The biochemical properties of moLRP indicate that it is active and stable over a wide range of temperature, pH, and salinity levels. (A to C) Radar charts of the relative activity of moLRP and PPH at different temperature, pH, and salinity levels. (D to F) Radar charts of the residual activity of moLRP and PPH after 1 h of incubation of the enzymes in various conditions of temperature, pH, and salinity and then testing activity at optimal conditions. Enzyme concentrations are as follows: in panels B, C, and F, 0.3 μM moLRP were used. In panels A, D, and E, 0.025, 0.15, and 2.5 μM moLRP were used, respectively. In panels A and D, 1 μM PPH was used: in panels C and F, 2 μM PPH was used.
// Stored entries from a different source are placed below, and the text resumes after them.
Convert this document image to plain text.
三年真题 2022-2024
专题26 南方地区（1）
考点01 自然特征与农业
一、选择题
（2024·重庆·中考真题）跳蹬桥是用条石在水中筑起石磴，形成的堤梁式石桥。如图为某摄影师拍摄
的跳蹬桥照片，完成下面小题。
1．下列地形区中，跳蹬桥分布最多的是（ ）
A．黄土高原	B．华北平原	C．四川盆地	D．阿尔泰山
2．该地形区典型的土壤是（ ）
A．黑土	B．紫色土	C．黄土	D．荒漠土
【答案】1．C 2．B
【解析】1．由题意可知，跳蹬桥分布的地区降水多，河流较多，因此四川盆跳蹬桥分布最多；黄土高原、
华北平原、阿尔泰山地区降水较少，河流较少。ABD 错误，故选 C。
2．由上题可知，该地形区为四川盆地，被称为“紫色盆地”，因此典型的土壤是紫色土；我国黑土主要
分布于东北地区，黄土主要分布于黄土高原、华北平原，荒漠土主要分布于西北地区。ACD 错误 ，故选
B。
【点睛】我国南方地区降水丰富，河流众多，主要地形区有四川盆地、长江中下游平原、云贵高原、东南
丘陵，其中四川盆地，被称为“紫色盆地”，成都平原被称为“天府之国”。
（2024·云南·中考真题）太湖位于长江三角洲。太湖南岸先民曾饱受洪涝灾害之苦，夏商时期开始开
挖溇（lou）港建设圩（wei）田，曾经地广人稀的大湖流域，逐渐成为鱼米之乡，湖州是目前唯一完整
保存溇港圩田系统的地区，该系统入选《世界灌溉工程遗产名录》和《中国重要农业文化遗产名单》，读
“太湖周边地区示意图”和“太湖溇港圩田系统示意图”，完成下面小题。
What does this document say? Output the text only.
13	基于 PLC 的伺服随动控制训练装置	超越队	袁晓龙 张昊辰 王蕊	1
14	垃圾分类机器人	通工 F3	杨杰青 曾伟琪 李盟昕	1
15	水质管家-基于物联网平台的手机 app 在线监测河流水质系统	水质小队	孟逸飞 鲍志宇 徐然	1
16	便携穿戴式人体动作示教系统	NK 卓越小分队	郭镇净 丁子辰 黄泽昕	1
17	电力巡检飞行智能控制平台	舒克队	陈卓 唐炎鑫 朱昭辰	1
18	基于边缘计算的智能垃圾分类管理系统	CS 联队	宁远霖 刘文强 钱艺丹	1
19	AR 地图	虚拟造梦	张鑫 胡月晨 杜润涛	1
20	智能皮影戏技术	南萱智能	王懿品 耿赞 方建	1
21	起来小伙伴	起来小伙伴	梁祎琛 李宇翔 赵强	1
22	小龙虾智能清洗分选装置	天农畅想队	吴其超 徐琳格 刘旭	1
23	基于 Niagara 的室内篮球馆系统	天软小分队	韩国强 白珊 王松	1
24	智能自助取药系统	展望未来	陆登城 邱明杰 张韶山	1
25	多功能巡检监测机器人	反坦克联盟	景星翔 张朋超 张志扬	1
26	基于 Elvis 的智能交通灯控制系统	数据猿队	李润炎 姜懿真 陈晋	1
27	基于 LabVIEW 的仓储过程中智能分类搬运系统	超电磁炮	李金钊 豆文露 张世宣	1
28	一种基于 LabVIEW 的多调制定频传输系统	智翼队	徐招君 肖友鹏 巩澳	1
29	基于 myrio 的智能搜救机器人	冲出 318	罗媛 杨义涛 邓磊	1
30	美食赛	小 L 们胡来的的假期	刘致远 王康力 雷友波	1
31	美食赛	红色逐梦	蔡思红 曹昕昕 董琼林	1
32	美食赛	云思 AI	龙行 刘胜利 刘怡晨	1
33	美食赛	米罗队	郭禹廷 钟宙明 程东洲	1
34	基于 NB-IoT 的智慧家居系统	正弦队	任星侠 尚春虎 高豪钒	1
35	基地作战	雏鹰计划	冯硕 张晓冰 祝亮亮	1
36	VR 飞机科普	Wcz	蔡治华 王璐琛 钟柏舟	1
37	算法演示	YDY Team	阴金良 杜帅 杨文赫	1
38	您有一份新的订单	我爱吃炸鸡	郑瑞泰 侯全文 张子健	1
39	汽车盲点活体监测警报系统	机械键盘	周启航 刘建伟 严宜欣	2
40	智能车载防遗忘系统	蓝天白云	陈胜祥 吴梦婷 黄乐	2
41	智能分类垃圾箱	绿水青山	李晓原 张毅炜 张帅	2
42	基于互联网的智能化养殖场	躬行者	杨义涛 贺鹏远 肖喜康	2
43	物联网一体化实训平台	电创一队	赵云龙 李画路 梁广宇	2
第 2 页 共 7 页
In panels B and E, 1.75 and 1.4 μM PPH were used, respectively.

FIG 5

moLRP maintains its activity for 24 h in bacterial culture and presents higher inhibition than PPH of Pseudomonas fluorescens of extracellular proteolytic activity and of biofilm formation. (A) Enzyme activity (mOD/min) measured in supernatants of P. fluorescens culture (grown at 28°C, 170 rpm) following the exogenous addition of purified enzymes (1 μM) PPH or moLRP. Activity was measured with 0.05 mM TBBL. (B) Biofilm formation of P. fluorescens cultures in the presence of purified enzymes. Biofilm formation was quantified by crystal violet assay at an optical density at 590 nm (OD₅₉₀). The data are presented as means ± SD (control n = 5, PPH/moLRP n = 3). Statistical significance is according to one-way analysis of variance (ANOVA). ns, nonsignificant; ****, P < 0.001. P. fluorescens culture alone was used as a control. (C) Extracellular proteinase activity of P. fluorescens (skim-milk medium) in the presence of purified enzymes. Proteinase activity was quantified using azocasein assay at OD₄₄₀. The data are presented as means ± SD (n = 3). Statistical significance is according to one-way ANOVA. ****, P < 0.0001. P. fluorescens alone was used as a control. (D) Expression levels of aprX (proteinase gene) in cultures in the presence of purified moLRP and its activity buffer, as control. The transcription of QS-regulated gene aprX was normalized to the housekeeping gene 16S rRNA. Data points represent the means of three biological replicates ± standard error. Statistical significance is according to one-way ANOVA comparison (Tukey’s multiple-comparison test) (P value < 0.05*). (E) Growth curve measured for 69 h. Shown are the results of cultures of P. fluorescens alone, with enzyme activity buffer or with purified (1 μM) moLRP, grown in 200 μL LB media in 96-well plates to enable absorbance detection at OD₆₀₀.

FIG 6

moLRP inhibits sedimentation in P. fluorescens-treated milk-based cultures. (A) Skim-milk cultures of P. fluorescens at 28°C incubated with or without purified enzymes. Skim milk without bacteria as a negative control (sample a), P. fluorescens alone (sample b), P. fluorescens with 1 μM wtPPH (sample c), and P. fluorescens with 1 μM moLRP (sample d). The pictures were taken after 4 days. (B) Light transmission of bacterial cultures over time measured by LUMisizer analytical centrifuge. The graph presents the integrated light transmission of the upper 20% of each test tube with bacterial cultures against time. Bacterial cultures were incubated with and without purified moLRP. The data are presented as means ± SD (n = 3). Milk medium alone was used as a negative control. (C) Mean values of the integrated light transmission of the upper 20% of test tubes of bacterial cultures after 6 h. Statistical significance is according to one-way ANOVA. ****, P < 0.0001.